The players effectively decided the right to challenge the owners with a grievance that they did not bargain in good faith was more valuable than those benefits. The players could claim about $1 billion in damages on games lost.

Such a procedure could take years and engender even more distrust, with an unpredictable outcome. But the mere threat of it has been an important hammer for the union to retain.

The players get their 100% prorated pay and keep their grievance threat. The owners get their short season in (mostly) empty ballparks. But neither side gets the benefit of an expanded postseason or any momentum for the sport.

With leaks and statements (sotto voce dialogue: “We want to play.” “We want to play more) both sides seem to be trying too hard to win PR wars while their house is on fire. They don’t understand that the average fan doesn’t care about gamesmanship. The fans only want live sports to come back.

As other sports do come back or at least plan to do so without such public acrimony, baseball suffers. Unofficially, we now have seen the end of 25 years of labor peace in baseball, which has been the single biggest driver of revenues in the game’s growth. (Well, that and the DVR. Once viewers could time-shift their viewing, live sports content became more valuable. Nobody has more live content than baseball.)

The pandemic stopped baseball, but a labor dispute has prolonged the lack of games. On average, every day lost equals 13 games that are lost for good. The current count is up to 1,131. But because there is a one-month lag before any games can be played–one week for COVID testing and education and three weeks for training–the total of games we’ll never see and the players will never play is at 1,495.

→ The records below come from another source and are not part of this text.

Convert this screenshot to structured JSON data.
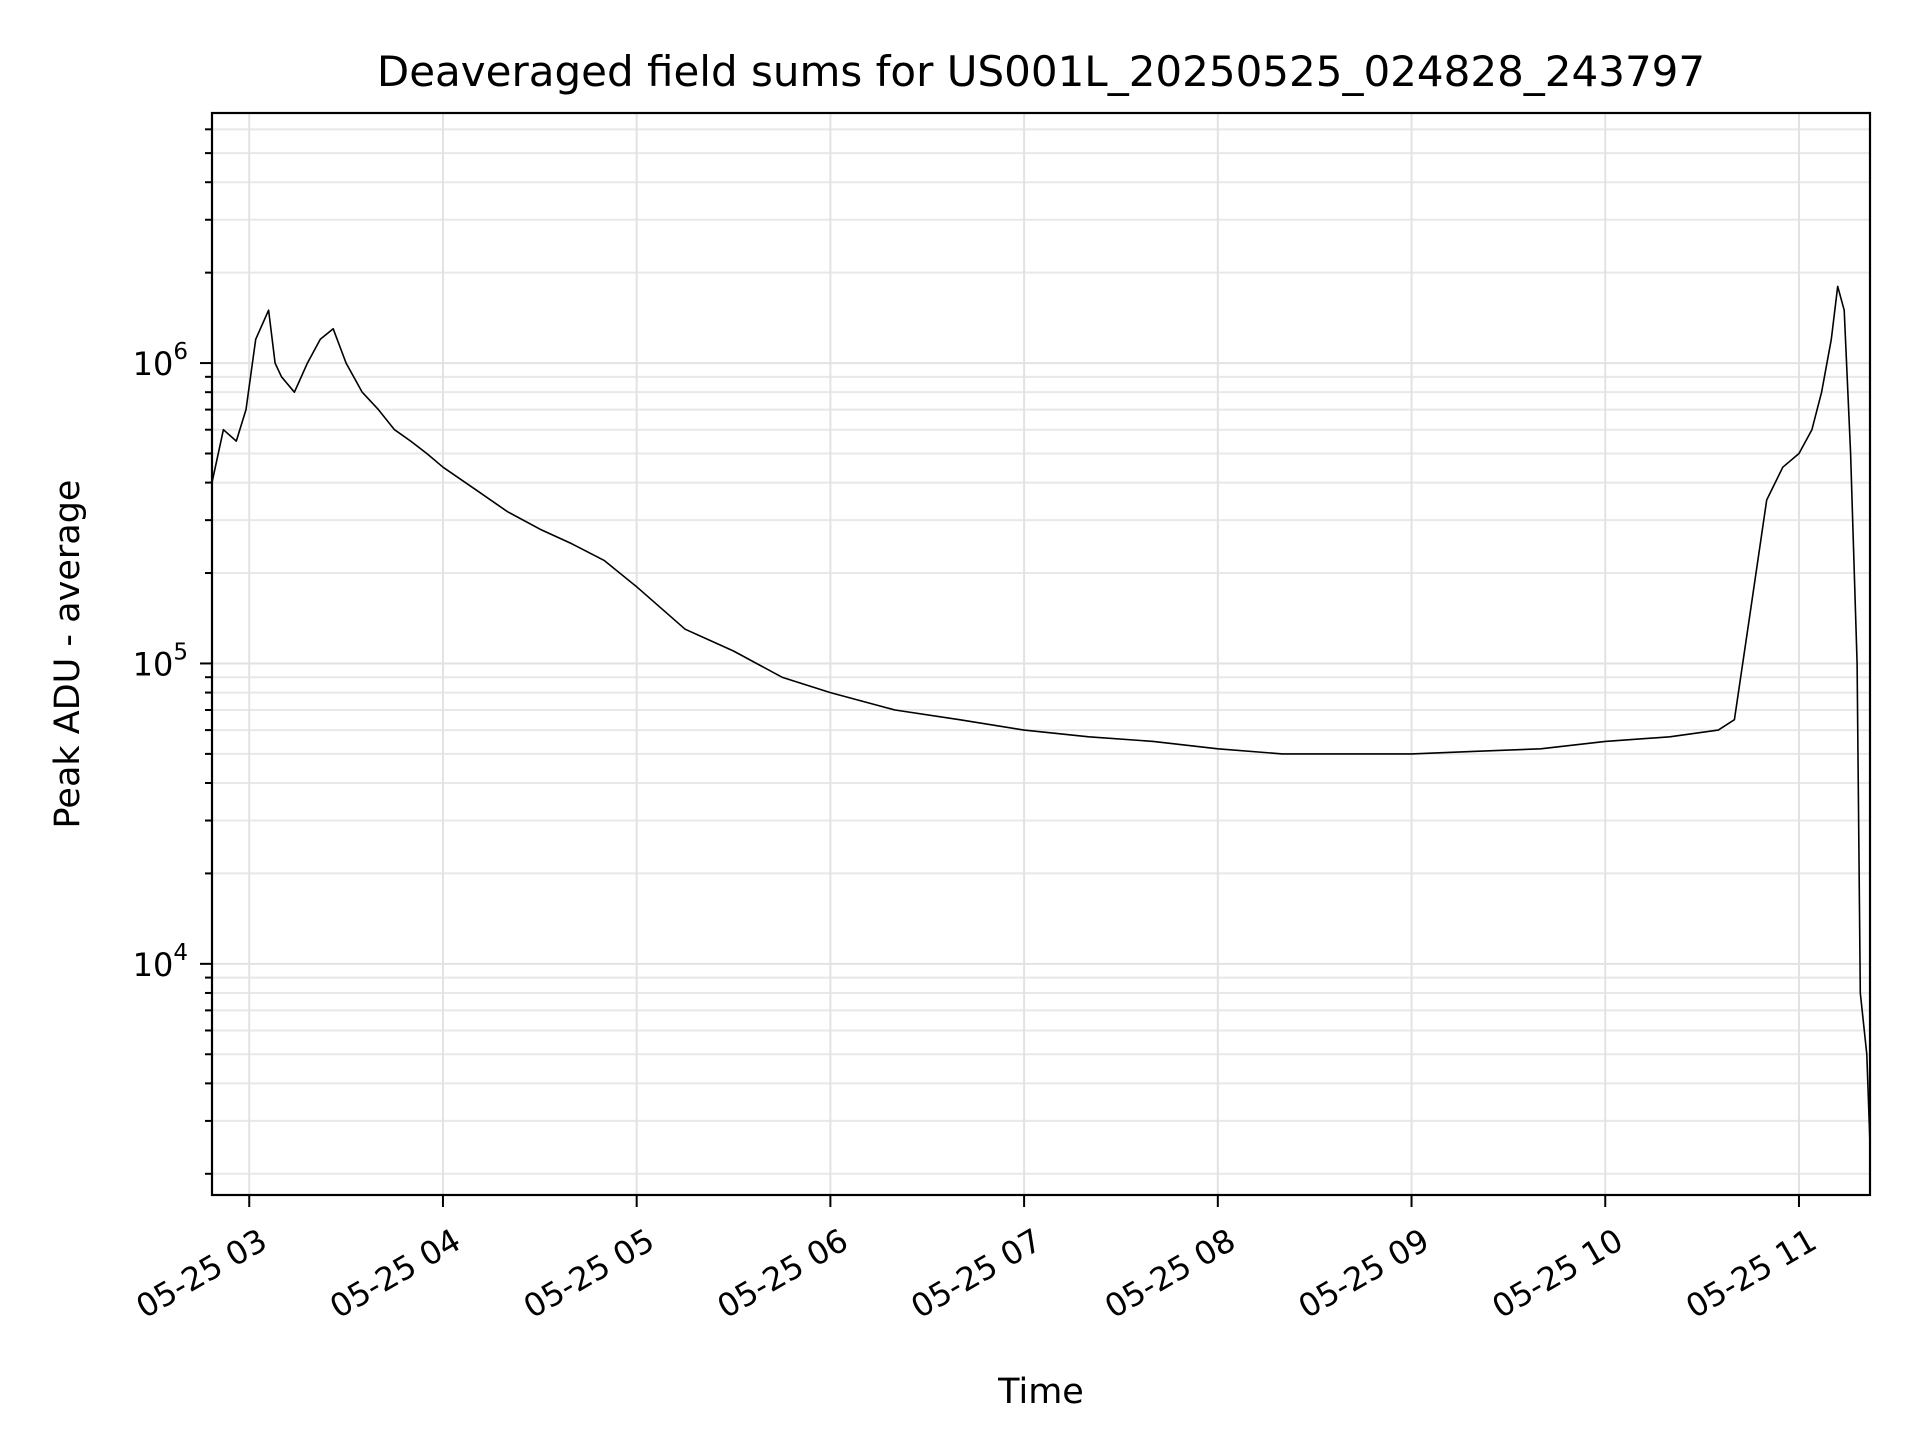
{
  "chart_data": {
    "type": "line",
    "title": "Deaveraged field sums for US001L_20250525_024828_243797",
    "xlabel": "Time",
    "ylabel": "Peak ADU - average",
    "yscale": "log",
    "grid": true,
    "xlim": [
      "2025-05-25T02:48:28",
      "2025-05-25T11:22:00"
    ],
    "ylim": [
      1700,
      6800000
    ],
    "x_ticks": [
      {
        "value": "2025-05-25T03:00:00",
        "label": "05-25 03"
      },
      {
        "value": "2025-05-25T04:00:00",
        "label": "05-25 04"
      },
      {
        "value": "2025-05-25T05:00:00",
        "label": "05-25 05"
      },
      {
        "value": "2025-05-25T06:00:00",
        "label": "05-25 06"
      },
      {
        "value": "2025-05-25T07:00:00",
        "label": "05-25 07"
      },
      {
        "value": "2025-05-25T08:00:00",
        "label": "05-25 08"
      },
      {
        "value": "2025-05-25T09:00:00",
        "label": "05-25 09"
      },
      {
        "value": "2025-05-25T10:00:00",
        "label": "05-25 10"
      },
      {
        "value": "2025-05-25T11:00:00",
        "label": "05-25 11"
      }
    ],
    "y_ticks": [
      {
        "value": 10000,
        "base": "10",
        "exp": "4"
      },
      {
        "value": 100000,
        "base": "10",
        "exp": "5"
      },
      {
        "value": 1000000,
        "base": "10",
        "exp": "6"
      }
    ],
    "series": [
      {
        "color": "#000000",
        "x": [
          "2025-05-25T02:48:28",
          "2025-05-25T02:52:00",
          "2025-05-25T02:56:00",
          "2025-05-25T02:59:00",
          "2025-05-25T03:02:00",
          "2025-05-25T03:06:00",
          "2025-05-25T03:08:00",
          "2025-05-25T03:10:00",
          "2025-05-25T03:14:00",
          "2025-05-25T03:18:00",
          "2025-05-25T03:22:00",
          "2025-05-25T03:26:00",
          "2025-05-25T03:30:00",
          "2025-05-25T03:35:00",
          "2025-05-25T03:40:00",
          "2025-05-25T03:45:00",
          "2025-05-25T03:50:00",
          "2025-05-25T03:55:00",
          "2025-05-25T04:00:00",
          "2025-05-25T04:10:00",
          "2025-05-25T04:20:00",
          "2025-05-25T04:30:00",
          "2025-05-25T04:40:00",
          "2025-05-25T04:50:00",
          "2025-05-25T05:00:00",
          "2025-05-25T05:15:00",
          "2025-05-25T05:30:00",
          "2025-05-25T05:45:00",
          "2025-05-25T06:00:00",
          "2025-05-25T06:20:00",
          "2025-05-25T06:40:00",
          "2025-05-25T07:00:00",
          "2025-05-25T07:20:00",
          "2025-05-25T07:40:00",
          "2025-05-25T08:00:00",
          "2025-05-25T08:20:00",
          "2025-05-25T08:40:00",
          "2025-05-25T09:00:00",
          "2025-05-25T09:20:00",
          "2025-05-25T09:40:00",
          "2025-05-25T10:00:00",
          "2025-05-25T10:20:00",
          "2025-05-25T10:35:00",
          "2025-05-25T10:40:00",
          "2025-05-25T10:45:00",
          "2025-05-25T10:50:00",
          "2025-05-25T10:55:00",
          "2025-05-25T11:00:00",
          "2025-05-25T11:04:00",
          "2025-05-25T11:07:00",
          "2025-05-25T11:10:00",
          "2025-05-25T11:12:00",
          "2025-05-25T11:14:00",
          "2025-05-25T11:16:00",
          "2025-05-25T11:18:00",
          "2025-05-25T11:19:00",
          "2025-05-25T11:21:00",
          "2025-05-25T11:22:00"
        ],
        "y": [
          400000,
          600000,
          550000,
          700000,
          1200000,
          1500000,
          1000000,
          900000,
          800000,
          1000000,
          1200000,
          1300000,
          1000000,
          800000,
          700000,
          600000,
          550000,
          500000,
          450000,
          380000,
          320000,
          280000,
          250000,
          220000,
          180000,
          130000,
          110000,
          90000,
          80000,
          70000,
          65000,
          60000,
          57000,
          55000,
          52000,
          50000,
          50000,
          50000,
          51000,
          52000,
          55000,
          57000,
          60000,
          65000,
          150000,
          350000,
          450000,
          500000,
          600000,
          800000,
          1200000,
          1800000,
          1500000,
          500000,
          100000,
          8000,
          5000,
          2500
        ]
      }
    ]
  }
}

So great is the distrust and so poor is the communication that both sides extinguish the few glimmers of hope with defiant stubbornness. The two sides agreed March 26 on a payment schedule in a shortened season, then they disagreed on what they agreed. Manfred flew to Arizona from New York a week ago to meet face to face with union executive director Tony Clark, and left with an understanding that they would both push their constituents to work with the framework of a deal. The next day it was apparent any such understanding did not exist.

The next sticking point is likely to be contingencies for a COVID-affected postseason (i.e., delays or cancelations or a neutral site “bubble”). Such contingencies are not incidental as infections surge and its arc defies prediction.

If we get baseball this year, it will be played under a cloud of labor unrest. Players will retain their threat of a grievance. They could be in no mood to wear microphones or engage in cooperative behavior to sell the game. Owners will plead more financial distress, especially without an expanded postseason, which will affect offseason transactions and budgets not just for 2021 but beyond.

We thought we were looking at negotiations to restart baseball in the year of a pandemic. As it turned out, we have been looking at something closer to negotiations about a new collective bargaining agreement, about macro-economics and bargaining positions and distrust. It feels too much like 1994.